Topping the list of firms facing this grim choice is Glencore, which has a marketing deal with Rusal through 2018. This deal was expected to be renewed, except on a smaller scale for 2019 forward. (On a smaller scale because Rusal has been moving away from selling primary aluminum which Glencore markets to selling value added wire rods, billets, and slabs directly to industrial customers.) Glencore also owns 8.75 percent of Rusal, which it had announced it will convert into EN+ shares.

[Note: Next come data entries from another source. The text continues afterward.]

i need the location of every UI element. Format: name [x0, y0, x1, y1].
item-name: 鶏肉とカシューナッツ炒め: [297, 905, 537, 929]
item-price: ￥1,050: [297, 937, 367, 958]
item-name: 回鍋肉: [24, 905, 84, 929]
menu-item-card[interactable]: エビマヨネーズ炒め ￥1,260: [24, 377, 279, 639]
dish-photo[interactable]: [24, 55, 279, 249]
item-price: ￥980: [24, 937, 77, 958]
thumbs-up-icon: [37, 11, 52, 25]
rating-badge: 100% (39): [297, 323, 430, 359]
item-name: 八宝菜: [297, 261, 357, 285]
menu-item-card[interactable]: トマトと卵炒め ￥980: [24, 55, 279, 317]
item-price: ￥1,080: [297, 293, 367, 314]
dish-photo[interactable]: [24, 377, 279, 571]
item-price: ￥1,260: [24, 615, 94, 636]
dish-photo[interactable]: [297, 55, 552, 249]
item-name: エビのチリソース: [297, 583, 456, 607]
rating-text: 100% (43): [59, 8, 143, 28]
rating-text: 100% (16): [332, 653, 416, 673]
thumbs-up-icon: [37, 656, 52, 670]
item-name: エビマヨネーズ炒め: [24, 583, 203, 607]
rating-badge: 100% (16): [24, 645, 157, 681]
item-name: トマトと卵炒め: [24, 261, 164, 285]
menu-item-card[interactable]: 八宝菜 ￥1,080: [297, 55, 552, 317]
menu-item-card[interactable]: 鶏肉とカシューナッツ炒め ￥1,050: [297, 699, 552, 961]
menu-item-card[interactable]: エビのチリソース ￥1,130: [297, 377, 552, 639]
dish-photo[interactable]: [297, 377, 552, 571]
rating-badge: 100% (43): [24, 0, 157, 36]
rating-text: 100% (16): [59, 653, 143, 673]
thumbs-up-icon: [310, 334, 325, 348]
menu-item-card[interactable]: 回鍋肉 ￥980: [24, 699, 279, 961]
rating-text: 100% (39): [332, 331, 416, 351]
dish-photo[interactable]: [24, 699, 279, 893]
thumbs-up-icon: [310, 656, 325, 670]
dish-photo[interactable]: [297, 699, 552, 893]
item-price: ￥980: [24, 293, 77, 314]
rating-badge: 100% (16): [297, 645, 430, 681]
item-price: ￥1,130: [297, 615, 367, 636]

Of course one of Glencore’s strategies has always been to go where other companies daren’t. Its appetite for political risk is clearly much larger than its peers in mining, and even its Swiss commodity trading peers. But tempting fate with Uncle Sam on sanctions is a different matter, and thus I would consider a renewal of the marketing deal to be unlikely, and Glencore may also be looking to unload its Rusal/EN+ shares, although to whom and at what price are rather difficult questions to answer. Probably to Russian entities (or a buyback financed by Russian state banks), and perhaps the Chinese, and for a song.
Glencore shares fell modestly on Friday, so the blow is not perceived as being too heavy. But the company is likely the biggest loser other than Oleg himself.
The grievous blow directed at Deripaska also raises an issue that has not attracted much attention in the US or Europe–the fate of Norilsk Nickel. Nornickel has been subject of a long running battle for control between Deripaska and Vladamir Potanin. Roman Abramovich had indicated his intent to sell a block of shares that he had purchased as part of a peace deal between Deripaska and Potanin, and this raised the possibility of a “shootout” auction for the block between the two.
Well, methinks Oleg is plumb out of bullets right now, and so Potanin will prevail. Which means that even a Russian billionaire can benefit from US sanctions on Russian billionaires.
(Curiously, although Potanin was on the “Forbes List of Potential Sanction Targets” announced earlier this year–as was Deripaska–he was not hammered the way Oleg was. I have no idea why.)
All in all, there are loser and winners from Friday’s sanctions. The losers are clearly Deripaska and to a lesser degree a non-Russian (despite the first name!), Ivan Glasenberg. One like winner is a Russian billionaire, and other winners are likely Chinese.
One person who is clearly not a loser, and may even be a winner, is the ostensible target–Vladimir Putin.
So other than throwing a few Russians to the US hounds baying for Russian blood, it’s really hard to see the point of this exercise. It doesn’t advance American interests in any meaningful way. Anyone looking for any change in Russian behavior–in Putin’s behavior–in the coming months will almost certainly be disappointed. This is more another act in the ongoing American political melodrama than a serious policy move.
To alter a saying which Putin is fond of quoting: the hounds will bay but the caravan–Putin’s caravan–will move on.